In my life as a barely ambulatory cripple messages from my body need to be heard on a priority basis. Things like sleeping or pissing require a pretty rapid response as my body is spending inordinate amounts of time and energy still repairing broken things. Plus in the case of the bathroom I have an Inferior Vena Cava filter designed to catch blood clots which may develop in my barely functional legs and try to travel north to mess up my heart lungs or brain. The IVC filter is in my "groin" which seems to mean that area where I pee and these days when I need to pee I really do need to. I can't wait for the filter to come out in the Spring; one less lump under my skin.

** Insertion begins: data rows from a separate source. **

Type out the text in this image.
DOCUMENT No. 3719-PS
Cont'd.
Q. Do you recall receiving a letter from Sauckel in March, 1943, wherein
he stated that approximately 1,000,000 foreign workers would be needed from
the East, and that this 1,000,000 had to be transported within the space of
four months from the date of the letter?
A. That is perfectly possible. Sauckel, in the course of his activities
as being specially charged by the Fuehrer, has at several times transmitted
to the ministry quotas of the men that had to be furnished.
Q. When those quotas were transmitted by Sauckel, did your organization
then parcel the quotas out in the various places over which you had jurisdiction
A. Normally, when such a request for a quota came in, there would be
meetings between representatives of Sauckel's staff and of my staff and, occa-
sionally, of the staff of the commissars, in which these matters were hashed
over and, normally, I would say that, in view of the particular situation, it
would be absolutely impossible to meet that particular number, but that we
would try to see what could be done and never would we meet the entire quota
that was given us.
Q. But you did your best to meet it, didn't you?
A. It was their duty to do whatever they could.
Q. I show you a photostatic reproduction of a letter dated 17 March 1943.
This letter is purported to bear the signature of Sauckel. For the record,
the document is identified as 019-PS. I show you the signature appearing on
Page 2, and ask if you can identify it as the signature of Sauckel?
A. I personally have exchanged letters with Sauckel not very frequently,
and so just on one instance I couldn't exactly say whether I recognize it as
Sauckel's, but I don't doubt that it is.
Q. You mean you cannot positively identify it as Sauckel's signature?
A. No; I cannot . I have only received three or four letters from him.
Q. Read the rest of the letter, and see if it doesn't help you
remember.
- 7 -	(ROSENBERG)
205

Anyway I abandoned sandwich and tea making plans and set off for the loo about 20 paces away. When my mind came out of the urinary fog I looked around for my walker to propel myself back to the kettle that was making sounds like the tea water was almost boiling. Decent tea, like Yorkshire Gold should be made with water on a rolling boil, as the water just reaches that perfect temperature and sets the whistle blowing. At home I have an old fashioned stainless steel electric kettle that switches itself off when the water is at the right temperature. In the apartment I use a stove top device that works fine but needs attention when it's ready.
Mystified by my lack of a walking device I did the only thing I could do: I walked unassisted, only to discover my rolling walker abandoned by the kitchen. The mystery was simply solved when I understood that I had answered the call of nature as they say by walking to the toilet without a second thought. I walked. Just like that, rolling quite a bit of course, but I strolled unassisted. I was so amazed I called my wife who I figured would understand how momentous the moment. She did.

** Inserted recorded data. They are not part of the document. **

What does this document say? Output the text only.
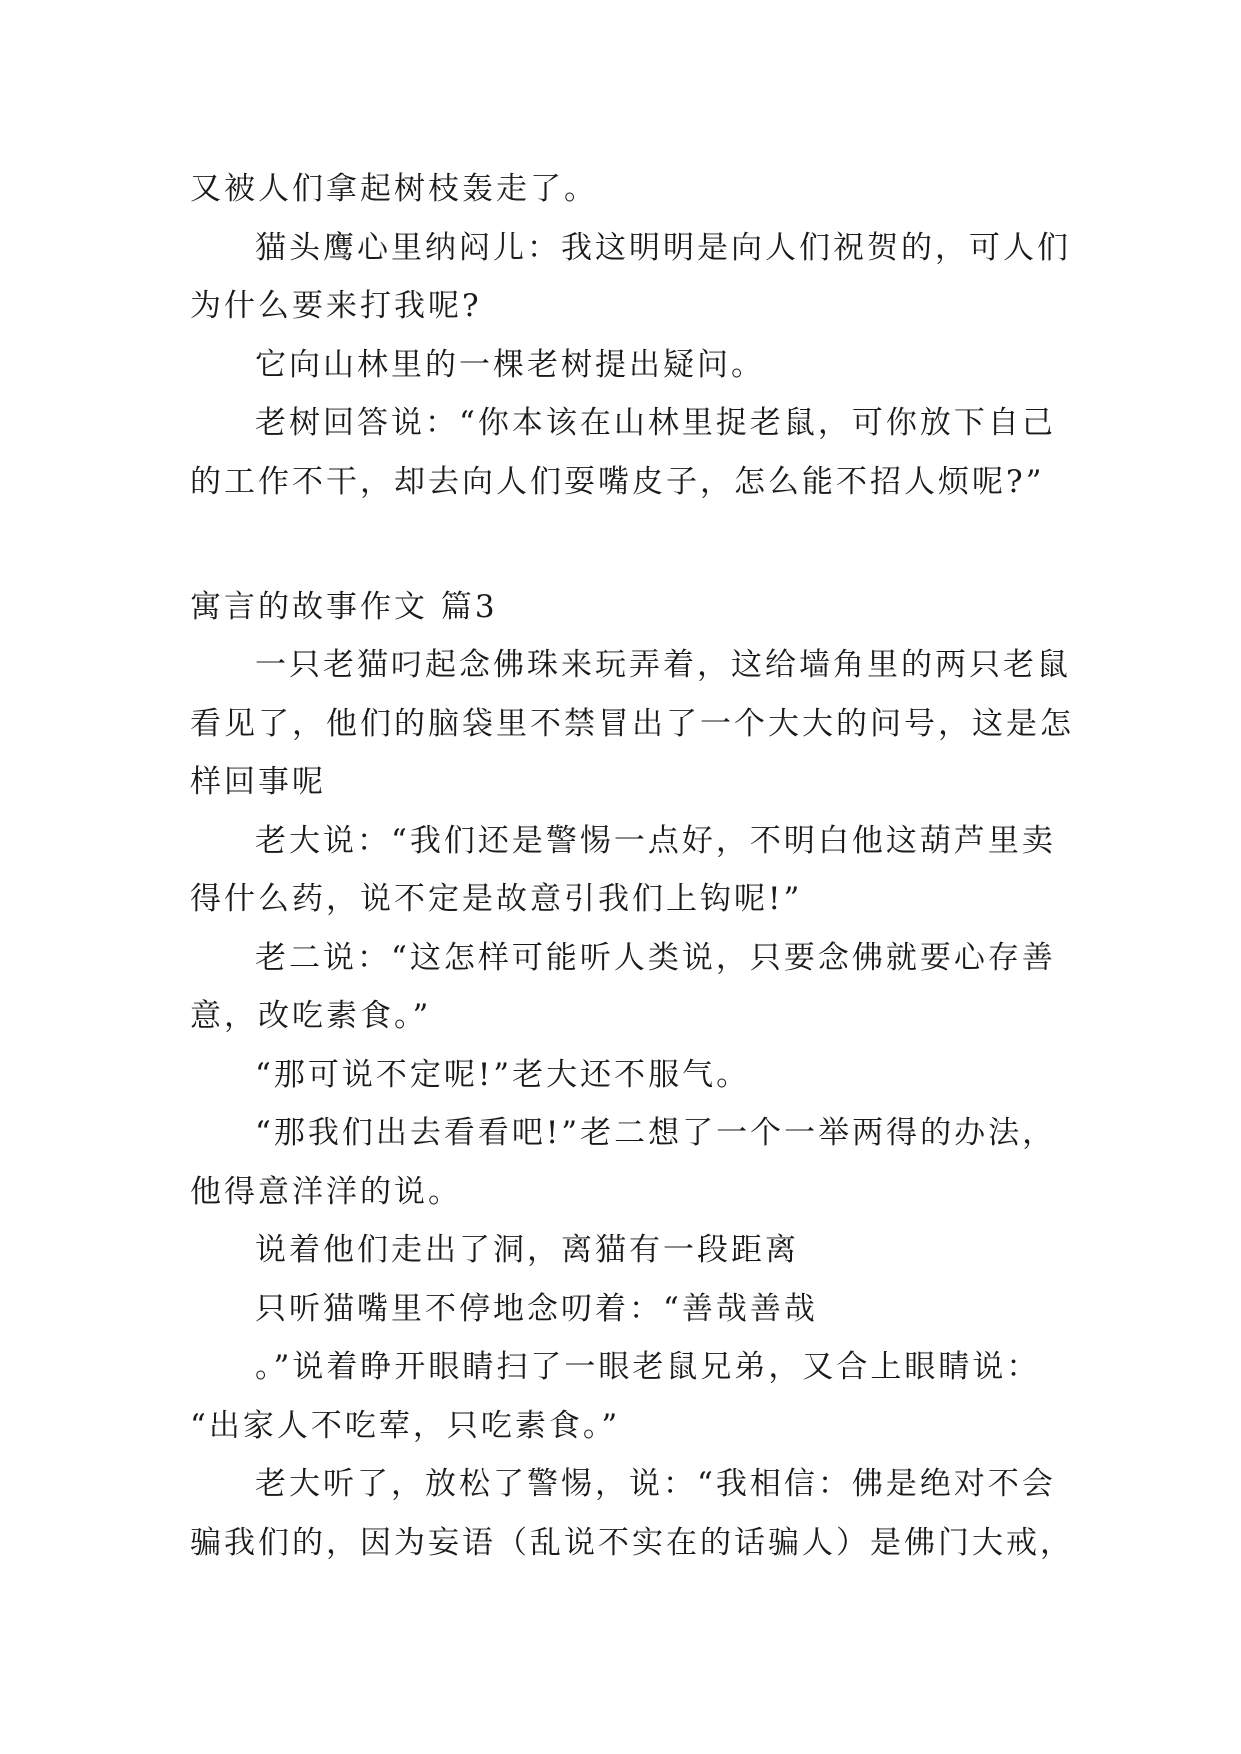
又被人们拿起树枝轰走了。
猫头鹰心里纳闷儿：我这明明是向人们祝贺的，可人们
为什么要来打我呢?
它向山林里的一棵老树提出疑问。
老树回答说：“你本该在山林里捉老鼠，可你放下自己
的工作不干，却去向人们耍嘴皮子，怎么能不招人烦呢?”
寓言的故事作文 篇3
一只老猫叼起念佛珠来玩弄着，这给墙角里的两只老鼠
看见了，他们的脑袋里不禁冒出了一个大大的问号，这是怎
样回事呢
老大说：“我们还是警惕一点好，不明白他这葫芦里卖
得什么药，说不定是故意引我们上钩呢!”
老二说：“这怎样可能听人类说，只要念佛就要心存善
意，改吃素食。”
“那可说不定呢!”老大还不服气。
“那我们出去看看吧!”老二想了一个一举两得的办法，
他得意洋洋的说。
说着他们走出了洞，离猫有一段距离
只听猫嘴里不停地念叨着：“善哉善哉
。”说着睁开眼睛扫了一眼老鼠兄弟，又合上眼睛说：
“出家人不吃荤，只吃素食。”
老大听了，放松了警惕，说：“我相信：佛是绝对不会
骗我们的，因为妄语（乱说不实在的话骗人）是佛门大戒，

I'm not walking properly yet so I'm not yet in the market for another Suzuki Burgman but the day surely can't be far off. These early morning pictures at the newly designed park at Truman Waterfront I took with my big camera while standing behind or sitting on my rolling walker. I'm not yet able to rely solely on my legs or even my cane but I am trying to expand my ability to walk without the walker. I take my walker to the gym so I can sit during some exercises that other people do on their feet. It's helpful too when I'm in line or waiting to be able to sit because my legs aren't that strong yet.

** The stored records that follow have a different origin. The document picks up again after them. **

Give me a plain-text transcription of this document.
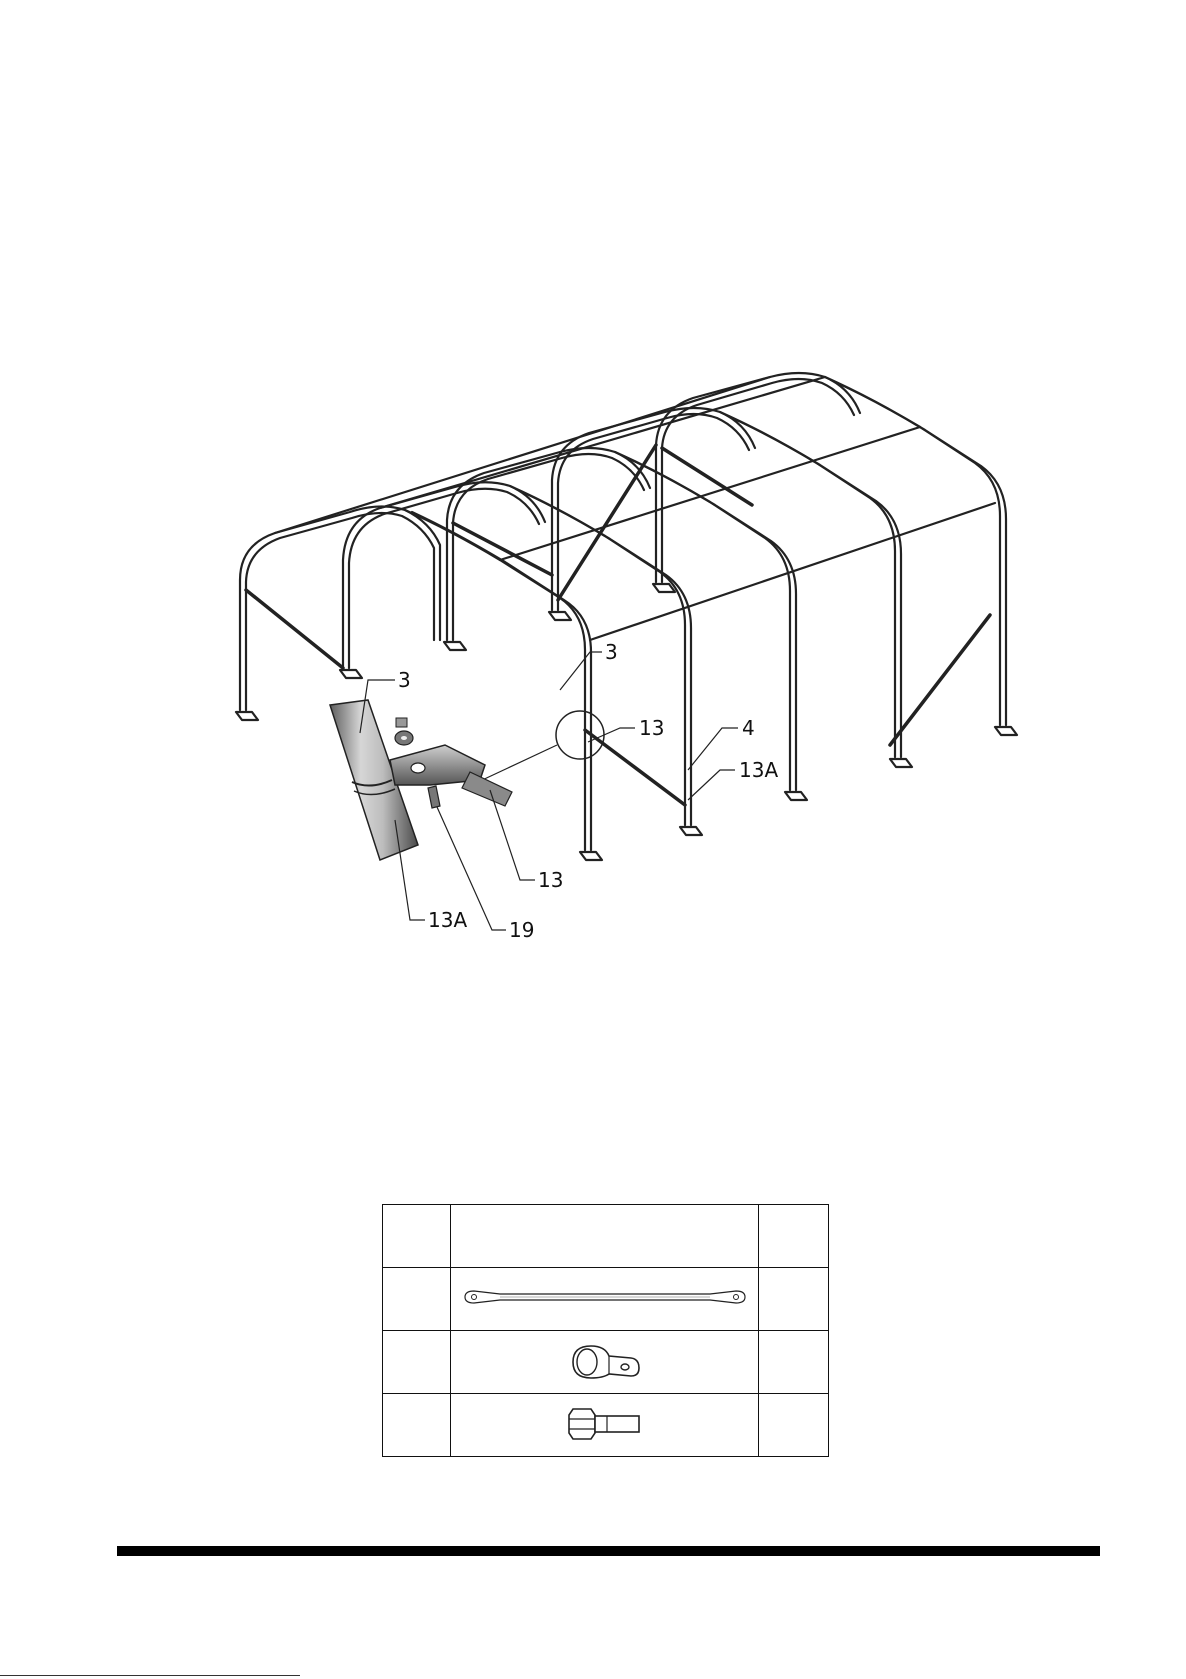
3
3
13	4
13A
13
13A 19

It is an odd thing how leg muscles atrophy and I have written previously about the way muscles fail when they aren't used. Bringing them back takes months and I was flat on my back for weeks after the wreck. Some days the pain is worse than others and Percocet is my companion even though my prescription is being reduced a bit at a time. I like to say my addiction is riding and I'll be happy to trade Percocet and pain for a new motor scooter.
The other problem I have found is compensating for difficulties by putting weight and effort in the wrong parts of my body. My wrists and shoulders have helped support me excessively as I struggled to walk early n in the process. Lately a sciatic nerve in my left leg has been giving me more pain than my surgeries. Exercises, ice, a chiropractor and more exercise is helping and when the sciatica fades walking becomes relatively simple at least for while. Then I have to rest panting like I just completed a major feat of strength.
Last night at work I went into the kitchen to heat the dinner I brought from home and then I took the food to my work station. When I was ready to take the remains of my homemade blue cheeseburger back to the kitchen I looked around for my cane because that was what I brought to work last night, in light of my recent walking success... And I'd done it again.
I had left the cane behind in the kitchen and I found myself walking through the dispatch center unassisted. I could get used to this. Eventually. Sooner rather than later.